Additionally, cybersecurity leaders should actively engage with the communications team to ensure that the messaging, whether internal or external, is accurate and appropriate, Kim said. “It is important to have your legal team working with your communications or media relations team to plan a response for potential media inquiries, customer, and/or employee concerns.
“The role of the lawyer extends far beyond just simply reporting a data breach. For example, with the help of the IT security team, the lawyer may investigate an incident to determine what has actually occurred,” said Kim. “The legal team can help manage the risk throughout the lifecycle of the discovery of the incident, response and resolution.”
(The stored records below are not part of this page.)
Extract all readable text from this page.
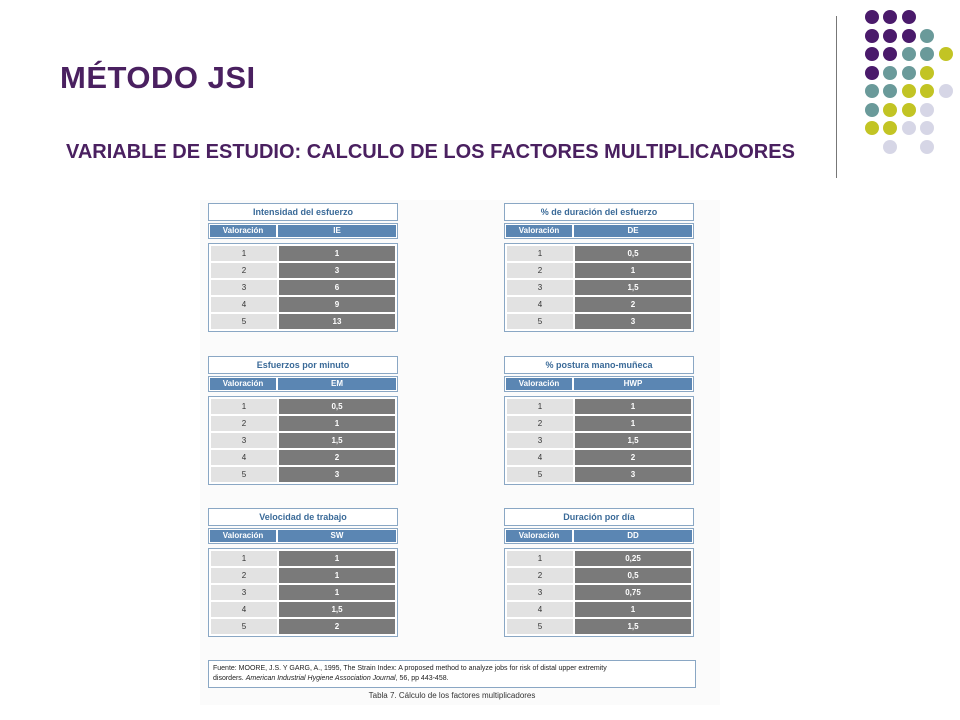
MÉTODO JSI
VARIABLE DE ESTUDIO: CALCULO DE LOS FACTORES MULTIPLICADORES
Intensidad del esfuerzo
Valoración	IE
1	1
2	3
3	6
4	9
5	13
% de duración del esfuerzo
Valoración	DE
1	0,5
2	1
3	1,5
4	2
5	3
Esfuerzos por minuto
Valoración	EM
1	0,5
2	1
3	1,5
4	2
5	3
% postura mano-muñeca
Valoración	HWP
1	1
2	1
3	1,5
4	2
5	3
Velocidad de trabajo
Valoración	SW
1	1
2	1
3	1
4	1,5
5	2
Duración por día
Valoración	DD
1	0,25
2	0,5
3	0,75
4	1
5	1,5
Fuente: MOORE, J.S. Y GARG, A., 1995, The Strain Index: A proposed method to analyze jobs for risk of distal upper extremity
disorders. American Industrial Hygiene Association Journal, 56, pp 443-458.
Tabla 7. Cálculo de los factores multiplicadores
In healthcare, breach litigation tends to be somewhat rare, but lawsuits do sometimes occur—especially in high-profile breaches, Kim noted. “Whether it is a litigation or transactional matter, your legal team should have individuals with cybersecurity expertise who can serve as advisors to assist with both technical and legal ramifications of incident response.”
Does your organization have information sharing policies and procedures in place? If so, are all employees aware of them? Effectively communicating all related policies and procedures is vital to developing an effective incident response program, Kim emphasized.
Fear of reporting a potential breach internally is something that occurs far too often, which is why both internal and external information sharing policies and procedures need to be in place and employees must be made aware of them. “Organizations need to create both a culture of information sharing where employees and contractors do not fear adverse consequences for reporting suspected incidents,” said Kim. “And just as information sharing needs to occur within the organization, there are times when the information needs to be communicated externally as well.”
If an incident has a significant impact on end users at an organization—or if the breach has been reported to media—following up with clear internal communications and guidelines for employees and contractors (after consulting with your legal team) is important so all individuals understand how to respond to potential inquiries that may come from clients or customers. “The right amount of communication and to whom should be determined on a case-by-case basis, depending upon the circumstances,” said Kim.
“Ideally, the organization will already have a playbook which will set forth when certain types of communication is necessary, with whom and when. In the case of an especially sensitive situation involving a security incident, robust controls need to be in place to make sure that workforce members are keeping such information in strict confidence.”
Also important for the internal side of security incident response, is having drills in place to test your plan. The HIMSS Cybersecurity Survey, featuring the feedback of 166 information security leaders, showed that at least 70% of incidents originated by way of phishing emails. Carefully crafted phishing emails may cause even the most sophisticated recipient (including those on the IT security team) to be fooled and erroneously click or responding to such messages. How do we mitigate this serious threat?
Security awareness is oftentimes conducted at organizations only once a year. Organizations need to increase the frequency of security awareness training. Ideally, employees and contractors are trained on how to detect and respond to a phishing email. Reporting a phishing email to the appropriate point of contact on the IT security team should be easy for employees and contractors. Additionally, employees and contractors should regularly train with mock phishing exercises. Organizations should keep track of phishing metrics to accurately gauge whether the anti-phishing program is effective or whether it needs more improvement. An industry average for phishing is a click rate of 10%. Ideally, though, the phishing click rate should be lower than 10%.
It’s never too early to get the conversation about incident response started, with the ultimate goal of starting the conversation before it’s too late. By involving your entire organization in the plan, your incident response plan will be better positioned to act quickly to detect, contain and eradicate incidents.